- Type: Stratigraphic group
- Sub-units: Fukui Area Kitadani Formation; Akaiwa Formation; Kuwajima Formation; Gomijima Formation; Shokawa Area Bessandani Formation; Okura Formation; Amagodani Formation; Okurodani Formation; Otaniyama Formation; Mitarai Formation; Ushimaru Formation;
- Underlies: Omichidani Formation
- Overlies: Hida Gneiss, Kiritani Formation or Kuzuryu Group
- Thickness: Over 1,000 metres (3,280 ft)

Lithology
- Primary: Sandstone, Mudstone
- Other: Tuffite

Location
- Country: Japan

Type section
- Named by: Oishi
- Location: Areas along the Itoshirogawa River
- Year defined: 1933

= Tetori Group =

The Tetori Group is a stratigraphic group in Japan, found within several basins in and around Fukui Prefecture. It is Early Cretaceous in age. It primarily consists of freshwater continental deposits, with some beds of volcanic tuffite. It primarily overlies Jurassic marine sediments or gneiss basement. Some of the units within the group are noted for their fossil content, including dinosaurs, lizards mammals and other vertebrates.

== Stratigraphy ==
The term "Tetori Group" was first used by Oishi in 1933. A significant revision was made by Maeda in 1961 which subdivided the Group into three subgroups, which in ascending order are the Kuzuryu Subgroup, the Itoshiro Subgroup and the Akaiwa Subgroup, alongside the Omichidani and Asuwa Formations, which were subsequently excluded from the group.
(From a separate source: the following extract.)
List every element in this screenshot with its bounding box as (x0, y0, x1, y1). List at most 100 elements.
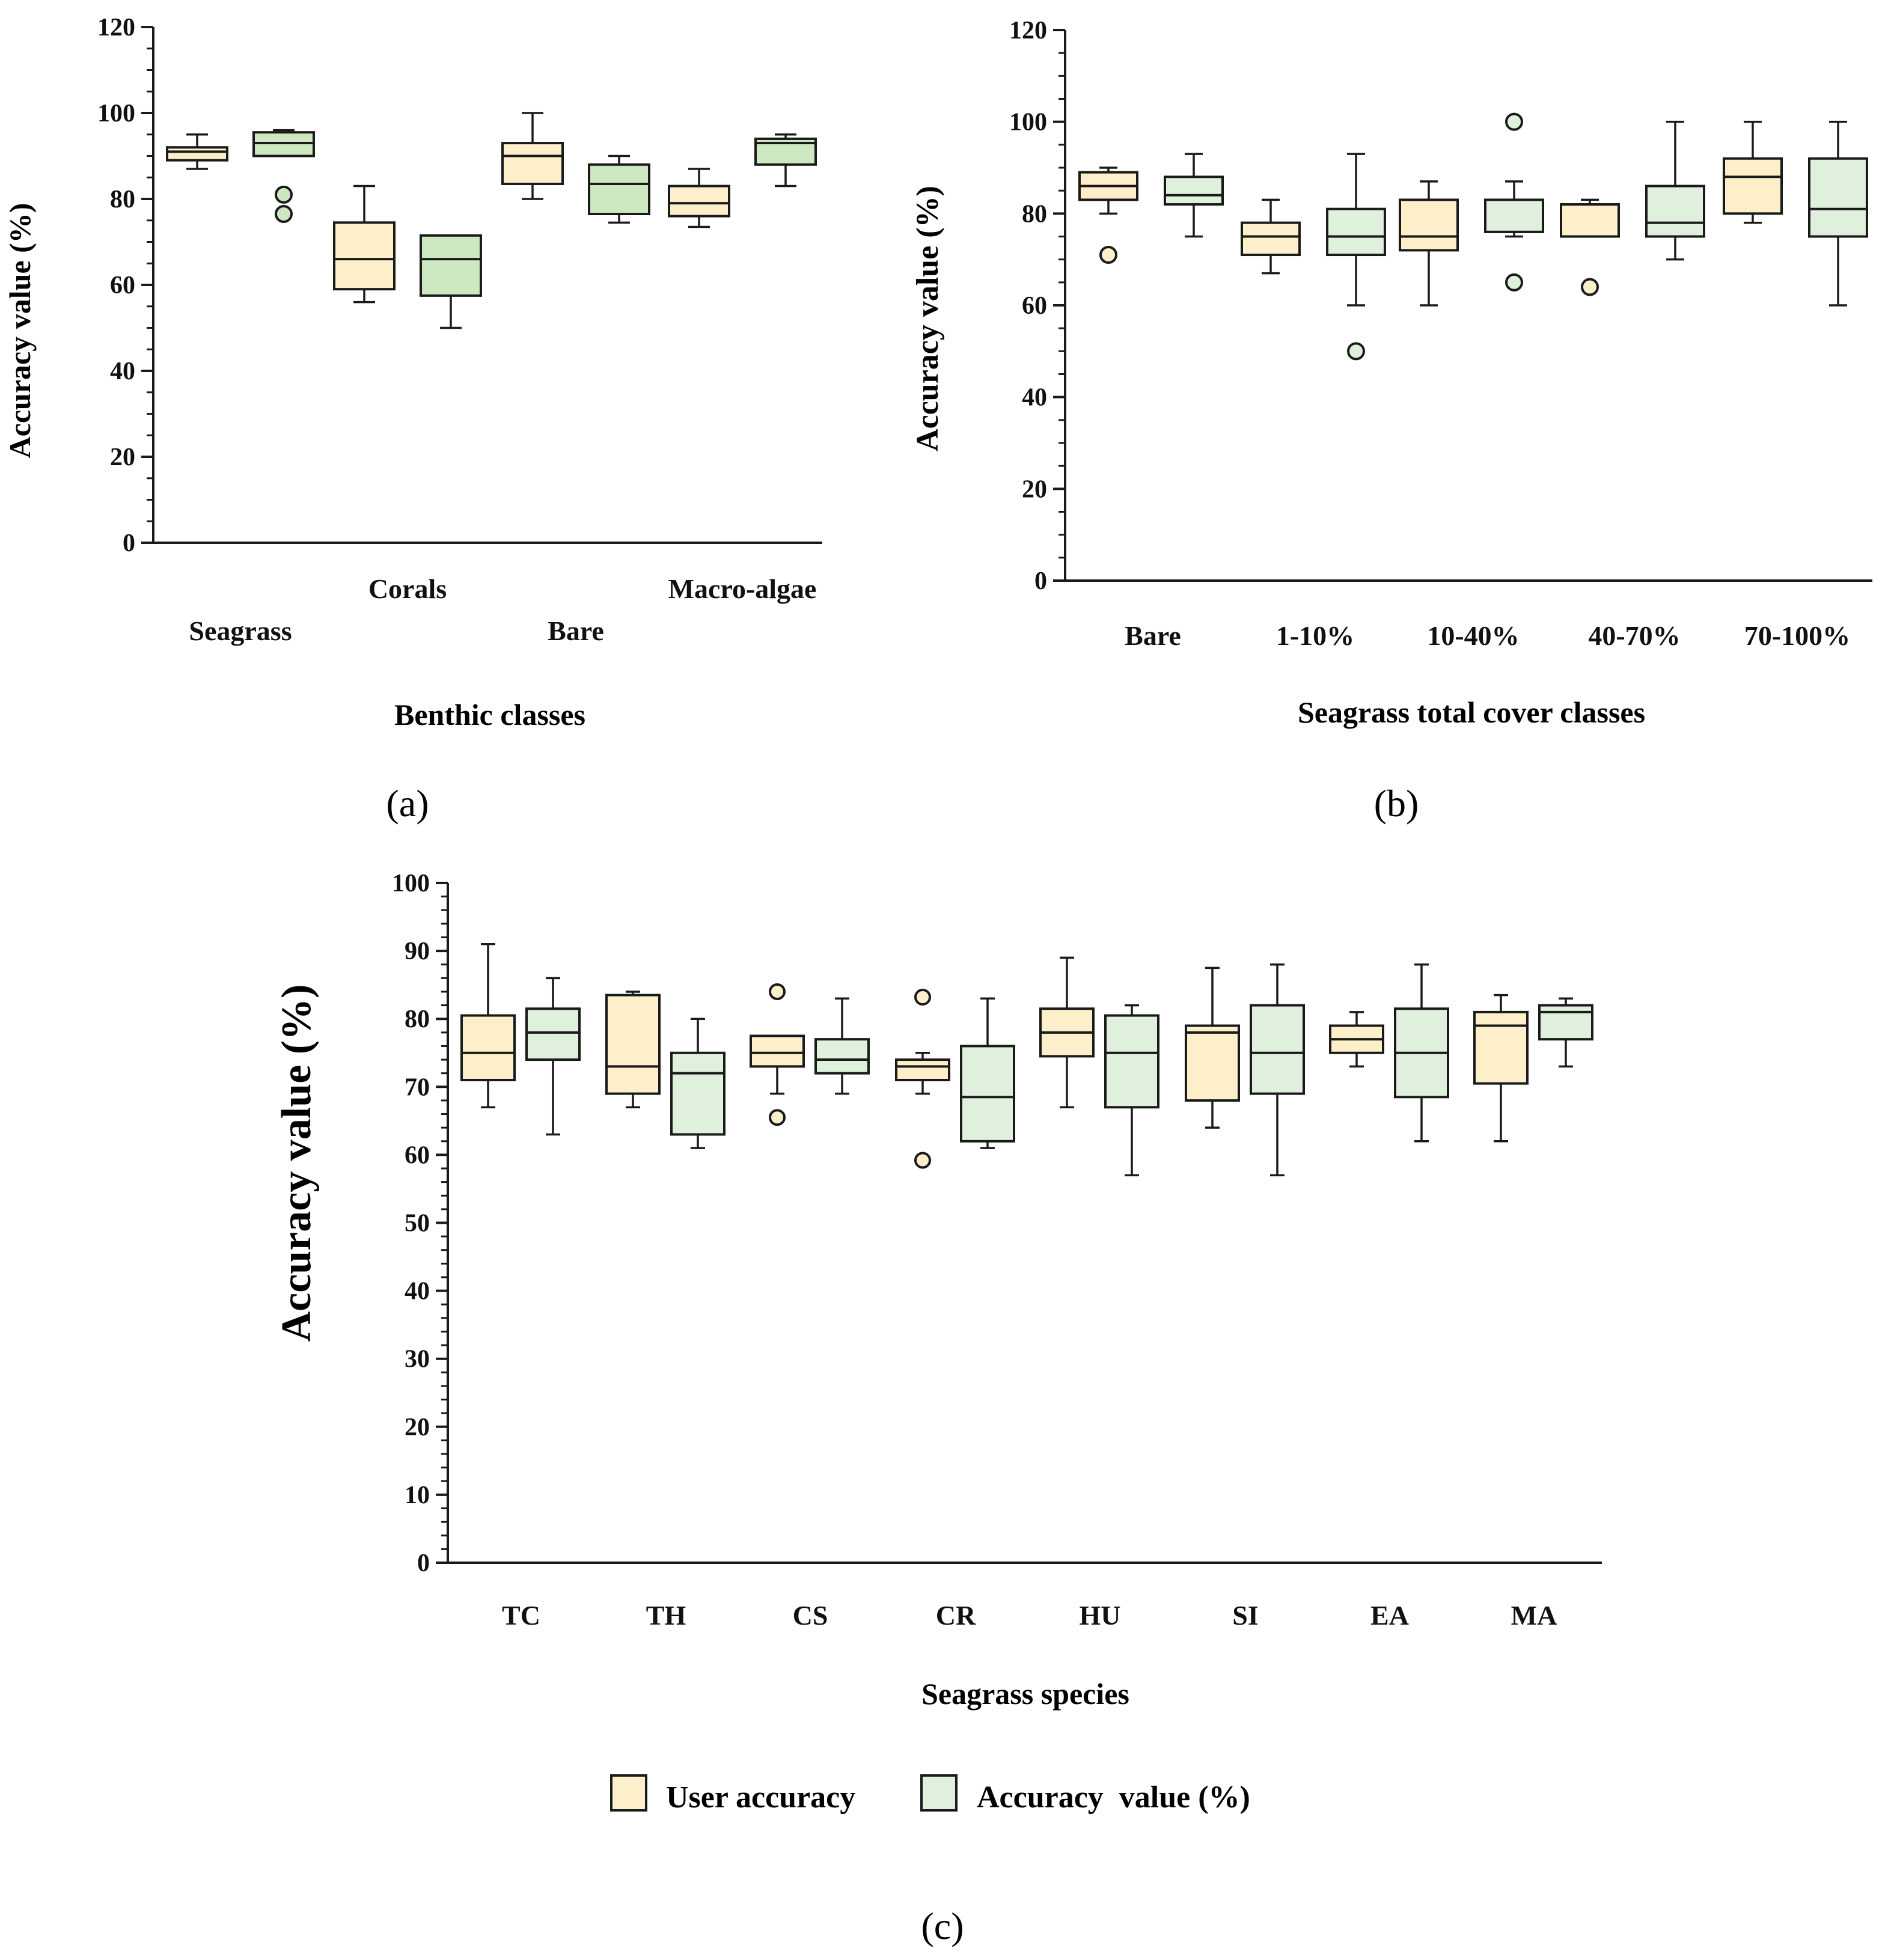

Recent stratigraphic revisions have split off the Kuzuryu Subgroup into the Kuzuryu Group, which is Mid to Late Jurassic in age and is largely marine. There is significant lateral variation within the Tetori Group, with completely different sequences of formations in different areas, so it is difficult to correlate different sequences into the different subgroups, so the Itoshiro and Akaiwa subgroups are now considered depreciated.